You can probably tell just from reading all of that, especially everything in the latter paragraph, that this kind of plot comes from someone who has spent plenty of years developing all of these ideas and honing them all into one self-contained film. But therein lies the problem: there are just too many ideas working against each other, and even the ones that it tends to put more focus on aren’t quite as well thought-out as they perhaps should be. The concept of dead people from across all time periods existing in the same world together should invite oodles of creativity, perhaps in how people from, say, the present and those from hundreds of years prior could function together with their combined skills and knowledge. But Hosoda keeps himself from exploring these possibilities, sticking to a rather uninteresting-looking barren landscape where every once in a while, some foes – many of them, as it turns out, from Scarlet’s own time period – pop out of nowhere to give our heroes a bit of bother before being quickly apprehended.

It is frustrating because there’s so much more to mine from this premise that Hosoda is actively deciding not to explore, and even more so because what he instead chooses to focus on isn’t compelling enough to justify its more grounded approach. As a character, Scarlet is somewhat generic in her single-minded focus on revenge, with her inevitable connection with the similarly underdeveloped Hijiri feeling unearned as there’s not really many moments prior that have called for a spark between them. The film’s version of Claudius is similarly one-note, lacking the moral complexity of his namesake in Shakespeare’s classic play as his actions as a ruthless and petulant king are so exaggerated that they end up being more cartoonish than the animated visuals.
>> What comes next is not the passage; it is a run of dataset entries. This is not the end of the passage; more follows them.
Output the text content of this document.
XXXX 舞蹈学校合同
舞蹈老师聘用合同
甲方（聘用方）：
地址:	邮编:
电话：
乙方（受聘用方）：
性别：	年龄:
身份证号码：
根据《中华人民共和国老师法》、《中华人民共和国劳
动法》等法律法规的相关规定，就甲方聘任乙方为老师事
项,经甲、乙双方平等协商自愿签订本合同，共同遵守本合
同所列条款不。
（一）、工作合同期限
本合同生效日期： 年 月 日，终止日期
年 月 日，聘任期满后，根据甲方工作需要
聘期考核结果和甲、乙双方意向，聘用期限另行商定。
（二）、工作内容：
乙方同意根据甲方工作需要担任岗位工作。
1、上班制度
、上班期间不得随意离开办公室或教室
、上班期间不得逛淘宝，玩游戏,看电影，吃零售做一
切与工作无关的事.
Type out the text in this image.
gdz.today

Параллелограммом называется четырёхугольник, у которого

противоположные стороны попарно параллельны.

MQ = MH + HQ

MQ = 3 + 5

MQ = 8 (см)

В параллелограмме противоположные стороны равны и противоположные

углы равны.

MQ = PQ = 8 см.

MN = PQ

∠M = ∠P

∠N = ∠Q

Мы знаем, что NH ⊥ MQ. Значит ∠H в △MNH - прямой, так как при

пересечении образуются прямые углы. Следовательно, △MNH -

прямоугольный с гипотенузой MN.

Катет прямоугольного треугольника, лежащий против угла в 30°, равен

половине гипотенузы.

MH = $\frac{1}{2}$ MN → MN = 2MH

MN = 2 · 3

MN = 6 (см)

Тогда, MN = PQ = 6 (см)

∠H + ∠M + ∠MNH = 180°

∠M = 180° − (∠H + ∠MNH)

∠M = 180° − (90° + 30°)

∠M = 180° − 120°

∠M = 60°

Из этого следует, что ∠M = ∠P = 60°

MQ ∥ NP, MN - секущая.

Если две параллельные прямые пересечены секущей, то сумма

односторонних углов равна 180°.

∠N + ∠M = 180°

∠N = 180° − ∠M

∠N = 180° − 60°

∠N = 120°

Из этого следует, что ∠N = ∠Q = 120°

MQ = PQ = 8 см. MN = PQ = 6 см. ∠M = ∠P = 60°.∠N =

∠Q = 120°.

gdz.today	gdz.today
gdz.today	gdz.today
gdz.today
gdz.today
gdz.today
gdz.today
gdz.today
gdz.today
Shakespeare enthusiasts will be mildly amused by some of the other loose connections to the play, but not a whole lot more than that as it aligns about as much with Hamlet as The Lion King does (an animated retelling that’s more worth your time).

For all its promise, Scarlet isn’t very enjoyable to watch as much of its plotting feels utterly random, with most things happening at pure convenience or just for the sake of a few intriguing visuals – at one point, the film becomes both 2001: A Space Odyssey and La La Land in the exact same sequence – while the story and its characters are left out to dry as even they get lost in the overly ambitious nature of it all. Even the animation, as striking and heavily detailed as it can be, feels like it’s being held back by a filmmaker who’s more fixated on the sheer gravity of his ideas than on delivering a coherent and satisfying product.

If he had focused more on his storytelling rather than all the add-ons surrounding it, Hosoda might genuinely have had a masterpiece on his hands. As is, Scarlet is a blistering disappointment that is a victim of its own ambition.

SO, TO SUM UP…

Scarlet is an extremely ambitious yet ultimately disappointing anime epic by Mamoru Hosoda that constantly buckles under the weight of its creative yet underdeveloped ideas, settling for a generic set of Hamlet-inspired story strands and characters that lack the complexity and nuance of Shakespeare’s original play.